Goed om van zulke waarnemingen te leren.
Zeker, de synodalen hadden onze volle belangstelling. Dat is natuurlijk in het geheel geen wonder. Samen hadden we onder hetzelfde Woord gezeten en het Avondmaal gevierd. De scheur liep dwars door vele families en gezinnen. Het deed pijn, gaf veel verdriet, we weten het uit ervaring. Het verlangen naar een nieuwe eenheid bleef maar werd steeds meer onbereikbaar door de ontwikkelingen in de GKs.
En ook was er "de wil om bewust en concreet te geloven en kerk te zijn, in rapport met de eigentijdse samenleving". Geen twee werelden. Inderdaad, wie herinnert zich niet de brochure van J.P. de Vries van het Nederlands Dagblad getiteld Het leven is één!?
Gereformeerden leven niet in een geestelijke wereld van zondagse kerkdiensten en een doordeweekse andere wereld, als het goed is. Gods Woord is er voor zeven dagen en 24 uur. Leer en leven dienen met elkaar in overeenstemming te zijn. Vergelijk ook de bijna hartstochtelijke inspanning om al onze kinderen gereformeerd, d.w.z. Schriftuurlijk onderwijs te geven, de grote inspanning om in het politieke bedrijf de Schrift en de gereformeerde belijdenis de koers te laten bepalen.

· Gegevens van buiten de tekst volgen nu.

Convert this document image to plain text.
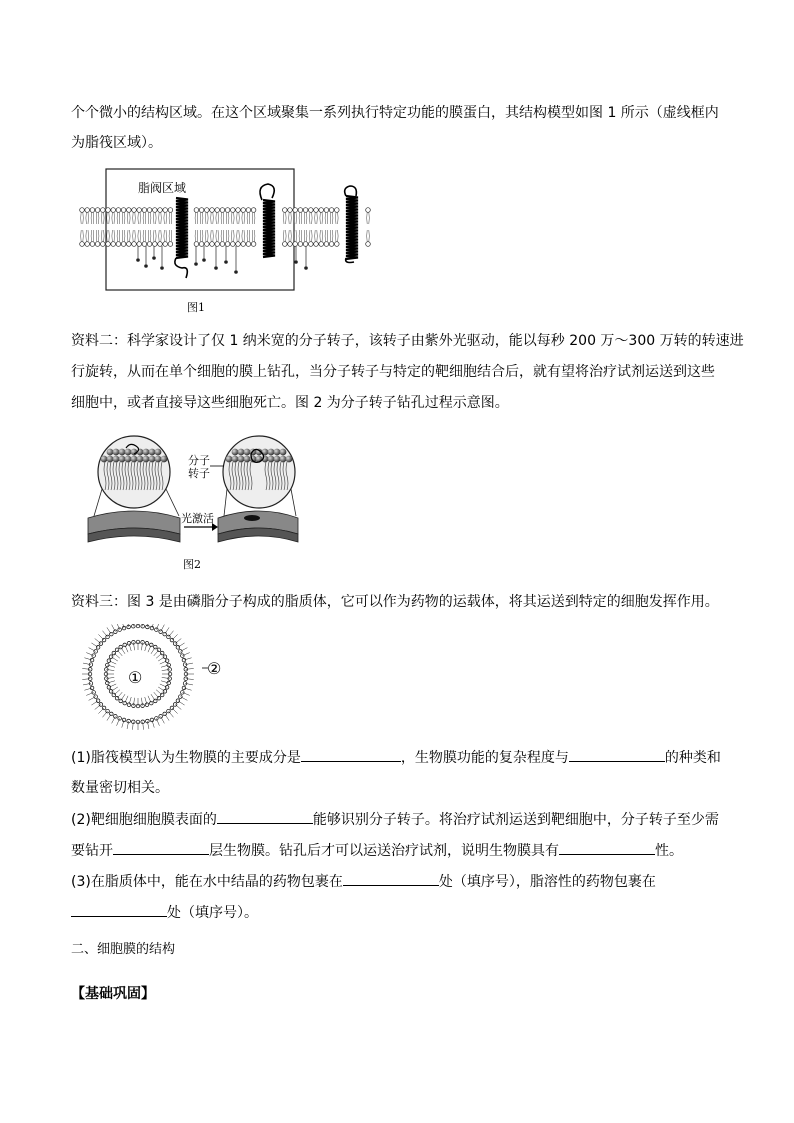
个个微小的结构区域。在这个区域聚集一系列执行特定功能的膜蛋白，其结构模型如图 1 所示（虚线框内
为脂筏区域）。
脂阀区域
图1
资料二：科学家设计了仅 1 纳米宽的分子转子，该转子由紫外光驱动，能以每秒 200 万～300 万转的转速进
行旋转，从而在单个细胞的膜上钻孔，当分子转子与特定的靶细胞结合后，就有望将治疗试剂运送到这些
细胞中，或者直接导这些细胞死亡。图 2 为分子转子钻孔过程示意图。
分子
转子
光激活
图2
资料三：图 3 是由磷脂分子构成的脂质体，它可以作为药物的运载体，将其运送到特定的细胞发挥作用。
①	②
(1)脂筏模型认为生物膜的主要成分是	，生物膜功能的复杂程度与	的种类和
数量密切相关。
(2)靶细胞细胞膜表面的	能够识别分子转子。将治疗试剂运送到靶细胞中，分子转子至少需
要钻开	层生物膜。钻孔后才可以运送治疗试剂，说明生物膜具有	性。
(3)在脂质体中，能在水中结晶的药物包裹在	处（填序号），脂溶性的药物包裹在
处（填序号）。
二、细胞膜的结构
【基础巩固】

Maar bedoelt prof. Te Velde dat ook met die 'ene wereld'? Is dat de ene wereld van Bonhoeffer waarin er geen principieel verschil meer is met de kerk? Er zijn toch in Bijbelse zin wél twee 'werelden'? De wereld van de draak en die van de vrouw? Die van Gods kerk en die van de valse kerk gesteund door wereldse machten?
Of is 'in rapport met deze tijd' die antithese geheel versleten?
Te Velde
‘Revolutie’
Opvallend is het woord ‘revolutie’ in de titel van het boek. Het lijkt me dat een socioloog in neutrale termen van een evolutie kan spreken. Hij zal het zeker niet als reformatie willen aanduiden wanneer hij de ontwikkelingen in een geloofsgemeenschap beschrijft. Maar waarom dan wel dat woord ‘revolutie’? Is het een zeker eerherstel voor de ‘synodalen’? Is het een steun in de rug voor nieuwe vrijgemaakten en voor bezwaarde groepen in de GKv? Is het een waarschuwing om op de oude paden terug te keren?

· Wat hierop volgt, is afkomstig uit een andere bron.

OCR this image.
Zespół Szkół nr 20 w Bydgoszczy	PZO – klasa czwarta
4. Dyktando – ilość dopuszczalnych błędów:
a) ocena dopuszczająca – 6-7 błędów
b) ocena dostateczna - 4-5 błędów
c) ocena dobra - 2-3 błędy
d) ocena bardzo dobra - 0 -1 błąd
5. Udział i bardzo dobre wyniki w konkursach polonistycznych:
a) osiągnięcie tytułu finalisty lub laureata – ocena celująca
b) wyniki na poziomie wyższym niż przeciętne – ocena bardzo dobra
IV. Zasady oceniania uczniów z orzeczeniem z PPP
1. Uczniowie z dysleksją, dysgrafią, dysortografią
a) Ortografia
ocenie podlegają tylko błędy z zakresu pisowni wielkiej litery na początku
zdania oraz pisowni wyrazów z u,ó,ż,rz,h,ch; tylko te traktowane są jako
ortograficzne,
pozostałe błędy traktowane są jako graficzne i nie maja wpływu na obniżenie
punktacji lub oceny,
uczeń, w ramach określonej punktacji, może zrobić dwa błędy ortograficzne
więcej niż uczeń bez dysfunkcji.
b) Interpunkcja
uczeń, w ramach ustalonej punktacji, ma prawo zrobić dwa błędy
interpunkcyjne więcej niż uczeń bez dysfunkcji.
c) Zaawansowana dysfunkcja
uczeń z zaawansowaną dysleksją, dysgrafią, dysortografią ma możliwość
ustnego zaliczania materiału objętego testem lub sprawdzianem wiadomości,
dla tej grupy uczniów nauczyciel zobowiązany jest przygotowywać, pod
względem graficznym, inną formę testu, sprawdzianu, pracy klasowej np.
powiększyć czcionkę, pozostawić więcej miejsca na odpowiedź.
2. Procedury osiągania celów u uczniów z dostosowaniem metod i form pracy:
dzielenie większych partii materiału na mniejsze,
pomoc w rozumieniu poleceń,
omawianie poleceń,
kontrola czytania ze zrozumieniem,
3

Het is een beetje flauw om socioloog Dekker het woord revolutie te ontzeggen. Het betekent immers niets anders dan ommekeer, op z'n kop zetten. Het boek De stille revolutie toonde uitvoerig aan dat daar sprake van was in de GKs. Harinck toonde met verschillende citaten aan dat die typering breed werd onderschreven. Niemand die deze "diepgaande verandering"[7] met minder wilde duiden. Waarom zou je dan kritiek hebben op 'doorgaande revolutie' als je moet constateren dat de ontwikkeling in de GKv in dezelfde richting gaat?

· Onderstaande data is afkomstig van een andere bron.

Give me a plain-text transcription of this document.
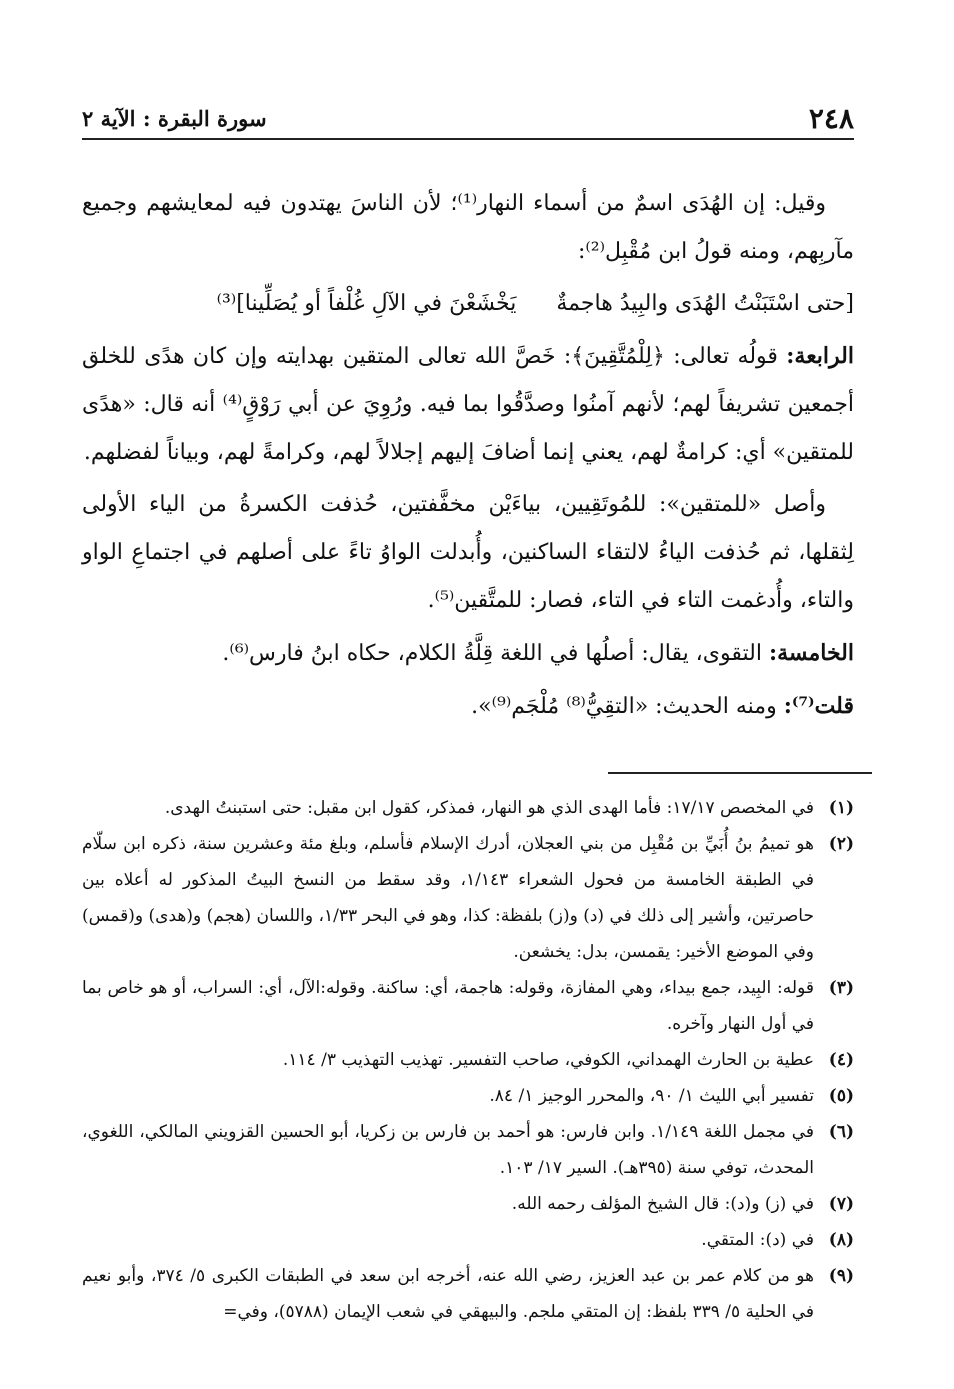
٢٤٨
سورة البقرة : الآية ٢

وقيل: إن الهُدَى اسمٌ من أسماء النهار⁽¹⁾؛ لأن الناسَ يهتدون فيه لمعايشهم وجميع مآربِهم، ومنه قولُ ابن مُقْبِل⁽²⁾:

[حتى اسْتَبَنْتُ الهُدَى والبِيدُ هاجمةٌيَخْشَعْنَ في الآلِ غُلْفاً أو يُصَلِّينا]⁽³⁾

الرابعة: قولُه تعالى: ﴿لِلْمُتَّقِينَ﴾: خَصَّ الله تعالى المتقين بهدايته وإن كان هدًى للخلق أجمعين تشريفاً لهم؛ لأنهم آمنُوا وصدَّقُوا بما فيه. ورُوِيَ عن أبي رَوْقٍ⁽⁴⁾ أنه قال: «هدًى للمتقين» أي: كرامةٌ لهم، يعني إنما أضافَ إليهم إجلالاً لهم، وكرامةً لهم، وبياناً لفضلهم.

وأصل «للمتقين»: للمُوتَقِيين، بياءَيْن مخفَّفتين، حُذفت الكسرةُ من الياء الأولى لِثقلها، ثم حُذفت الياءُ لالتقاء الساكنين، وأُبدلت الواوُ تاءً على أصلهم في اجتماعِ الواو والتاء، وأُدغمت التاء في التاء، فصار: للمتَّقين⁽⁵⁾.

الخامسة: التقوى، يقال: أصلُها في اللغة قِلَّةُ الكلام، حكاه ابنُ فارس⁽⁶⁾.

قلت⁽⁷⁾: ومنه الحديث: «التقِيُّ⁽⁸⁾ مُلْجَم⁽⁹⁾».

(١)
في المخصص ١٧/١٧: فأما الهدى الذي هو النهار، فمذكر، كقول ابن مقبل: حتى استبنتُ الهدى.
(٢)
هو تميمُ بنُ أُبَيِّ بن مُقْبِل من بني العجلان، أدرك الإسلام فأسلم، وبلغ مئة وعشرين سنة، ذكره ابن سلّام في الطبقة الخامسة من فحول الشعراء ١/١٤٣، وقد سقط من النسخ البيتُ المذكور له أعلاه بين حاصرتين، وأشير إلى ذلك في (د) و(ز) بلفظة: كذا، وهو في البحر ١/٣٣، واللسان (هجم) و(هدى) و(قمس) وفي الموضع الأخير: يقمسن، بدل: يخشعن.
(٣)
قوله: البِيد، جمع بيداء، وهي المفازة، وقوله: هاجمة، أي: ساكنة. وقوله:الآل، أي: السراب، أو هو خاص بما في أول النهار وآخره.
(٤)
عطية بن الحارث الهمداني، الكوفي، صاحب التفسير. تهذيب التهذيب ٣/ ١١٤.
(٥)
تفسير أبي الليث ١/ ٩٠، والمحرر الوجيز ١/ ٨٤.
(٦)
في مجمل اللغة ١/١٤٩. وابن فارس: هو أحمد بن فارس بن زكريا، أبو الحسين القزويني المالكي، اللغوي، المحدث، توفي سنة (٣٩٥هـ). السير ١٧/ ١٠٣.
(٧)
في (ز) و(د): قال الشيخ المؤلف رحمه الله.
(٨)
في (د): المتقي.
(٩)
هو من كلام عمر بن عبد العزيز، رضي الله عنه، أخرجه ابن سعد في الطبقات الكبرى ٥/ ٣٧٤، وأبو نعيم في الحلية ٥/ ٣٣٩ بلفظ: إن المتقي ملجم. والبيهقي في شعب الإيمان (٥٧٨٨)، وفي=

In de korte reactie die volgde op het referaat bagatelliseerde prof. Dekker de titel: het was toch mooi gevonden als variant op de doorgaande reformatie. Ja, zo kun je je er van af maken. Maar het boek toont nu juist aan dat de ontwikkeling van de GKv in de lijn ligt van die van de GKs. Dat maakt de titel veelzeggend.
Dekkers boek bevestigt wat de van de GKv afgescheiden gereformeerden en verontrusten nu al jaren beweren. Maar nu 'hoor je het ook eens van iemand anders'.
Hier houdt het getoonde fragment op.